Haedar berharap, MUI menjadi penjaga ahlak dan nilai-nilai luhur Islam wasathiyah dan menebar rahmatan lil alamin. Hal itu sebagaimana selama ini menjadi tagar MUI, yang meniscayakan bagaimana mempraktikannya di dunia nyata.

Baca Juga

Ia mengingatkan, jabatan di MUI amanat sangat berat karena itu posisi keumatan yang membawa mandat kerisalahan nabi. Menurut Haedar, posisi di MUI kalau dikejar akan melilit Si Empunya, dan menjadi beban yang sangat berat.

Sebab, pertanggung jawaban bukan hanya kepada umat tapi Allah Yang Maha Penghisab. Ia menekankan, sangat berat posisi di MUI dan ormas keagamaan karena bila tidak ditunaikan jadi musibah yang mendudukinya karena membawa nama Islam dan ulama.

"Jika MUI menjadi pembawa misi Islam, maka bagaimana keislaman itu dipraktikkan di tubuh MUI dan di lingkungan umat Islam secara nyata, bukan sekadar norma ajaran. Apalagi, dengan membawa nama ulama," kata Haedar, Jumat (27/11).

Haedar mengingatkan, ulama itu bukan simbol dan jabatan tapi amanah keilmuan, uswah hasanah, dan peran sebagai warasatul anbiya. Nabi jadi uswah hasanah dari A sampai Z, tentu harus menjadi rujukan utama perilaku siapapun yang mengaku ulama.

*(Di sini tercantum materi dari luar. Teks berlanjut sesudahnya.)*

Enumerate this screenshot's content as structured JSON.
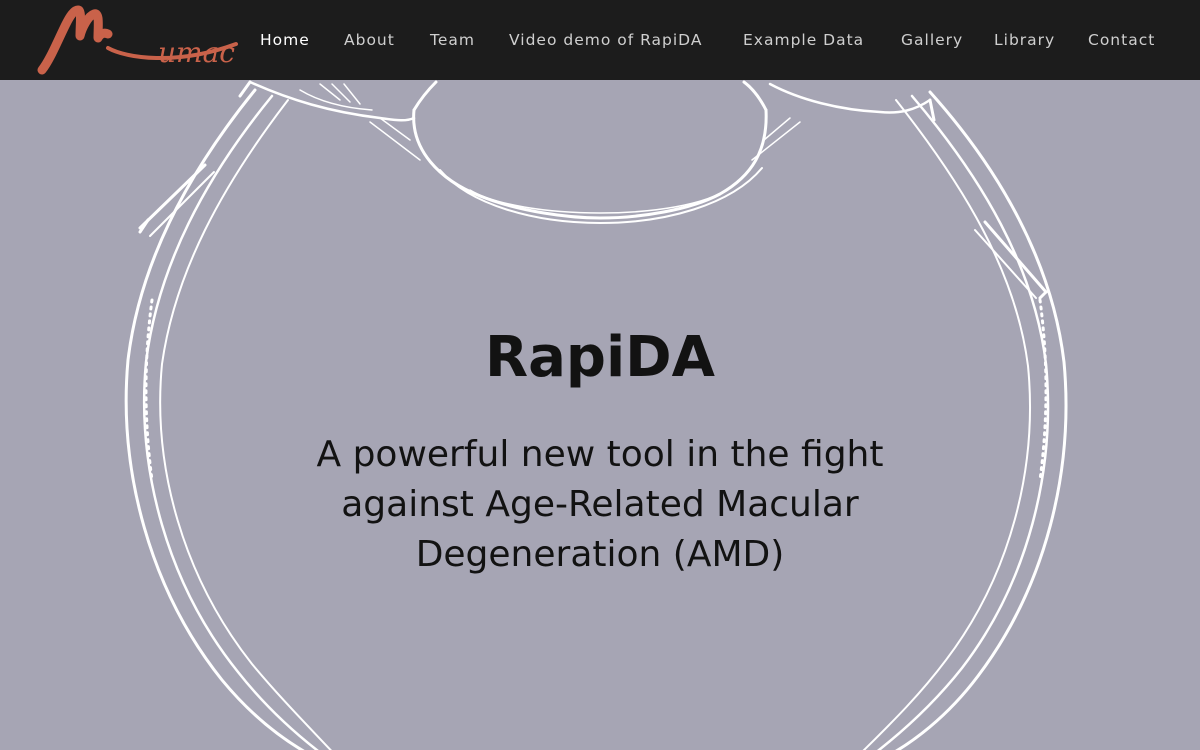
{
  "brand": {
    "logo_text": "Mumac",
    "logo_color": "#c9624a"
  },
  "nav": {
    "home": "Home",
    "about": "About",
    "team": "Team",
    "video_demo": "Video demo of RapiDA",
    "example_data": "Example Data",
    "gallery": "Gallery",
    "library": "Library",
    "contact": "Contact",
    "active": "Home"
  },
  "hero": {
    "title": "RapiDA",
    "subtitle": "A powerful new tool in the fight against Age-Related Macular Degeneration (AMD)",
    "background_color": "#a6a5b4",
    "illustration": "eye-cross-section-line-drawing"
  }
}
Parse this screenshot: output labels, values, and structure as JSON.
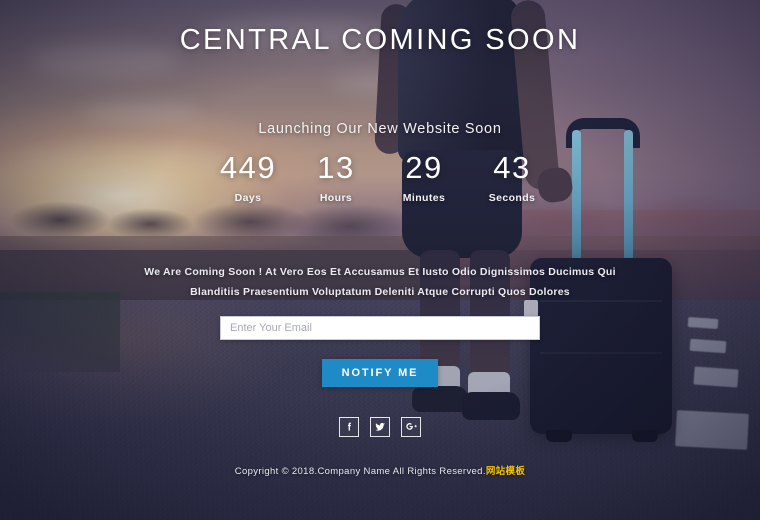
{
  "page": {
    "title": "CENTRAL COMING SOON",
    "tagline": "Launching Our New Website Soon"
  },
  "countdown": {
    "units": [
      {
        "value": "449",
        "label": "Days"
      },
      {
        "value": "13",
        "label": "Hours"
      },
      {
        "value": "29",
        "label": "Minutes"
      },
      {
        "value": "43",
        "label": "Seconds"
      }
    ]
  },
  "blurb": {
    "line1": "We Are Coming Soon ! At Vero Eos Et Accusamus Et Iusto Odio Dignissimos Ducimus Qui",
    "line2": "Blanditiis Praesentium Voluptatum Deleniti Atque Corrupti Quos Dolores"
  },
  "subscribe": {
    "email_placeholder": "Enter Your Email",
    "email_value": "",
    "button_label": "NOTIFY ME"
  },
  "socials": [
    {
      "name": "facebook-icon",
      "label": "f"
    },
    {
      "name": "twitter-icon",
      "label": "t"
    },
    {
      "name": "google-plus-icon",
      "label": "G+"
    }
  ],
  "footer": {
    "copyright": "Copyright © 2018.Company Name All Rights Reserved.",
    "mark": "网站模板"
  },
  "colors": {
    "accent_button": "#1f8bc6",
    "mark": "#f2c200",
    "text": "#ffffff",
    "road": "#3a3a50",
    "suitcase_handle": "#6fb6d2"
  }
}
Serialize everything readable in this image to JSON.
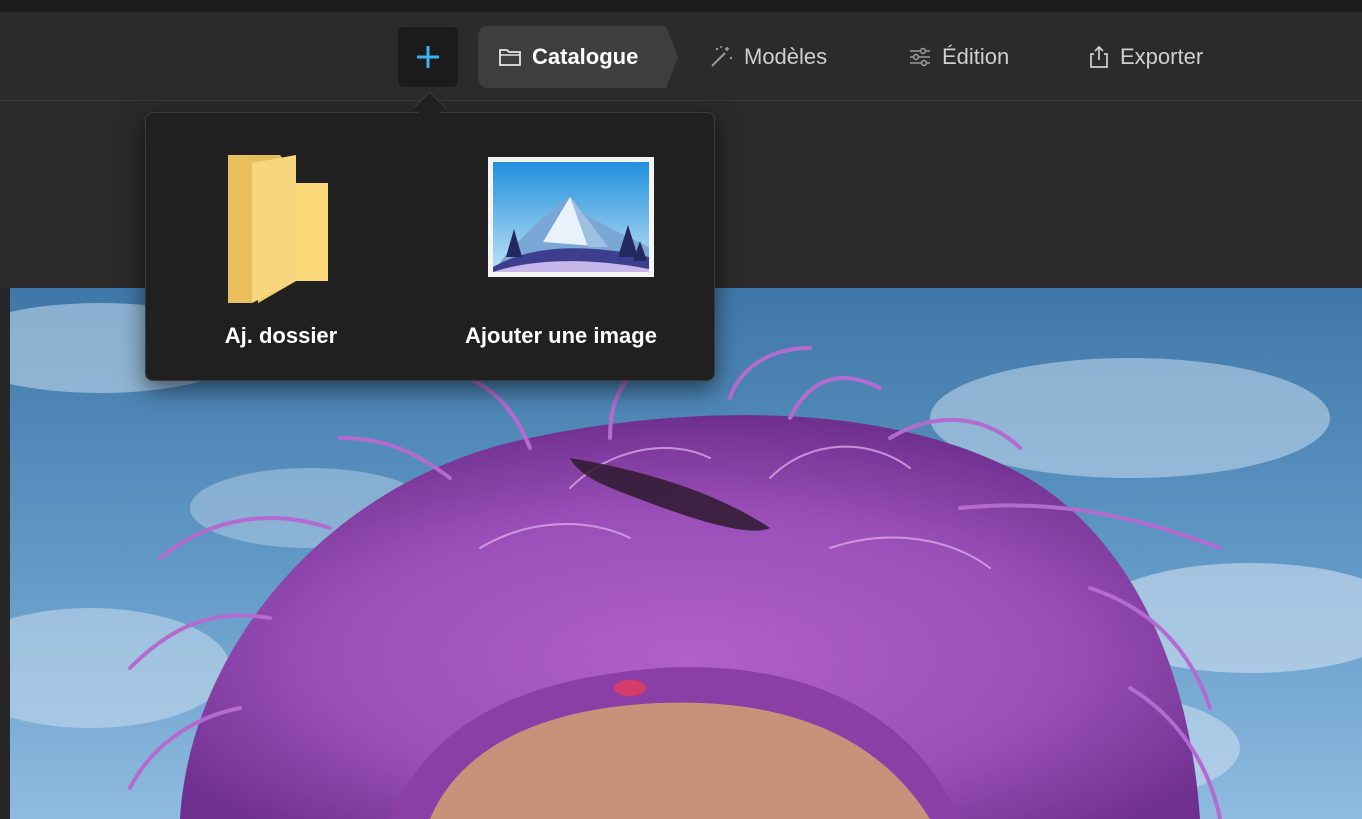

Jangan sampai ulama menyalahi uswah hasanah nabi karena sungguh berat jadi pewaris nabi, yang disandang dengan pertanggung jawaban dunia dan akhirat. Karenanya, ia berharap pengurus MUI jadi suluh kebenaran dan kebaikan dalam hal-hal penting.

Pertama, membawa misi kebenaran berdasarkan agama Islam dalam berbagai pemikiran dan tindakan. Suarakan kebenaran secara bayani, burhani dan irfani yang mendalam dan melintasi layaknya ar rasihuna fil llmi.

"Insya Allah ulama MUI menjadi pemandu kebenaran, tidak menyalahi kebenaran Islami demi hal-hal pragmatis. Kebenaran bukan hanya disuarakan, tapi dipraktikkan dalam kehidupan nyata dalam tindakan jujur, amanah, adil, dan baik," ujar Haedar.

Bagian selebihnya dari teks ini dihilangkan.